WordPress and PHP updates with monitoring

Many people hate to update their software. Every time you have a risk to ruin an app, its data or even an entire system.

Blog platforms as WordPress are not an exception. Because of this you are guided to backup your files and database at the very beginning.
I had covered full WordPress backup from cli in a minute previously.

The reasons behind update of software could vary a lot: security, performance, new features. At the end “just for fun” motivation is not the rarest one.

I’m not that proficient in WordPress and don’t keep an eye on Release notes of newer versions. With major bug fixes, blazing fast improvements and etc sometimes only marketing promises.

My goal was to get a better UI for writing posts and some plugins, supported only at newer WordPress versions.

Always make backups


Don’t want to spend hours restoring blog’s functionality? Do backups first.

  • Check that files are copied with permissions
  • Check database dump is not empty and contains not only its structure but also data.
  • Have backup restoration plan and test it from time to time.

It will save your nerves and help sleep calmly.
WordPress official backup guide.
And mine WordPress files & db backup in a minute for CLI.

Always monitor


First of all I set up simple web monitor of main page from a Web monitoring app for android. Just for being aware of basic performance. How the real user experience it.

So I had chart with loading timings, checks for downtimes and notifications with mobile pushes on failures. Simple blog don’t need the whole bunch of complicated internal metrics for maintaining.

Back to the ground. At first i have updated WordPress from my really outdated version up to 5.1.5.

Right after update the performance spiked. And not the ordinary way like a short spike and then back to the usual curve or even better one. It jumped and set a new trend.
Main page loading time became 2 times slower.

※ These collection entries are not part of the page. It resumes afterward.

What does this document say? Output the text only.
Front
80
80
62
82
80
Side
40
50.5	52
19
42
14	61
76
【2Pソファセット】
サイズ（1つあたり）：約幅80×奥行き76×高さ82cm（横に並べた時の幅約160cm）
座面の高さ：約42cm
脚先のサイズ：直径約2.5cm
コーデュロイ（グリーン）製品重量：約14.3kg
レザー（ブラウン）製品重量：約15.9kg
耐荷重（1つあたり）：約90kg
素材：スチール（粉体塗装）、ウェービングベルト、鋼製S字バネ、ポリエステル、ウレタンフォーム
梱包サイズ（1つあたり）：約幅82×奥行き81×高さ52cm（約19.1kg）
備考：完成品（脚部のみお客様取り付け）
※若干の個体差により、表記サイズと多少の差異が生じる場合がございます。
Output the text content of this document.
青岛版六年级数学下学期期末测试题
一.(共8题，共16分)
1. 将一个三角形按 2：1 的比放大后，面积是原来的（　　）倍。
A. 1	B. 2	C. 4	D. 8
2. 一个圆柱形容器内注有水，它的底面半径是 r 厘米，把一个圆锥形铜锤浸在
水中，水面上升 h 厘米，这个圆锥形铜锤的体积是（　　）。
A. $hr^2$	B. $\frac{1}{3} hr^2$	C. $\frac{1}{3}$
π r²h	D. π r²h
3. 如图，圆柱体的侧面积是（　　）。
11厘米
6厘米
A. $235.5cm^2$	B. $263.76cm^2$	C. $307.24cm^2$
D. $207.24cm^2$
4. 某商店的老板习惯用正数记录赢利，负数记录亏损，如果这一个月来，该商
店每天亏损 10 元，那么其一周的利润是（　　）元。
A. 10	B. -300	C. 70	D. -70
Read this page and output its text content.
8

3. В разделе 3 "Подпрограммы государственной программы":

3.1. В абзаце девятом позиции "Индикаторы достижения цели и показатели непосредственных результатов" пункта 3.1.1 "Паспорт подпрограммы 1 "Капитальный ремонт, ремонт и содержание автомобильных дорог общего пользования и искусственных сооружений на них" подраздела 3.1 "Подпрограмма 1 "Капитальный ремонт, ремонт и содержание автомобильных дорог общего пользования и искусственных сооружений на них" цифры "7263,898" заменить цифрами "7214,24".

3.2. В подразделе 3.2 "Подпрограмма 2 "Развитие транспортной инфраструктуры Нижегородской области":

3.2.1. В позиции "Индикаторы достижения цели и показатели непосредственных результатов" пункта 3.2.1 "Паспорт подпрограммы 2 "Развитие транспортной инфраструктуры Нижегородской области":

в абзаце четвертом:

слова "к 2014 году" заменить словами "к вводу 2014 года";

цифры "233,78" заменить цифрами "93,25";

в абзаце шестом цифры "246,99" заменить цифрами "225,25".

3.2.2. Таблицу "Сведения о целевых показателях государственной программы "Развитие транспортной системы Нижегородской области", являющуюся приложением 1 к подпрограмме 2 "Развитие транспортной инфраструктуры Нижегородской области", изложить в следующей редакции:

Only one monitoring task doesn’t give the whole picture. Pages of other types (e.g. article pages) could be served x2 times faster with newer version. So this degradation may have affected only main page. It’s possible.
I suggest you to have a monitor for each type of pages.

I had a full backup of previous blog’s version and could quickly undo this update. But new features were really nice so left it this way for several days.

After grief googling with checking my server’s environment. I found that me blog was running with a really old PHP version. Hah, what a strange coincidence, old WordPress also has old PHP?

Long story short, I have updated PHP to the latest stable release 7.3.

Loading accelerated by more than 2 times: from ~1250 ms (1.25 sec) down to 600 ms in average.
New plateau looked much better than for new WordPress using old PHP. And also better than old WordPress with old PHP.


Why it’s so important?

  • Better user experience. Many researches were conducted to prove obvious thing: Users don’t like to wait and will leave webpage with higher probability if it’s slow.
  • Faster loading increases your SERP positions in Search Engines – so you’ll probably get more organic users from search.

Some can say that I had to test old WordPress version with newer PHP before making decision – and they would be 100% right in general.
But it’s only a small blog so have these charts from web monitoring were enough for me.

Even simple monitoring tools are handful for your website.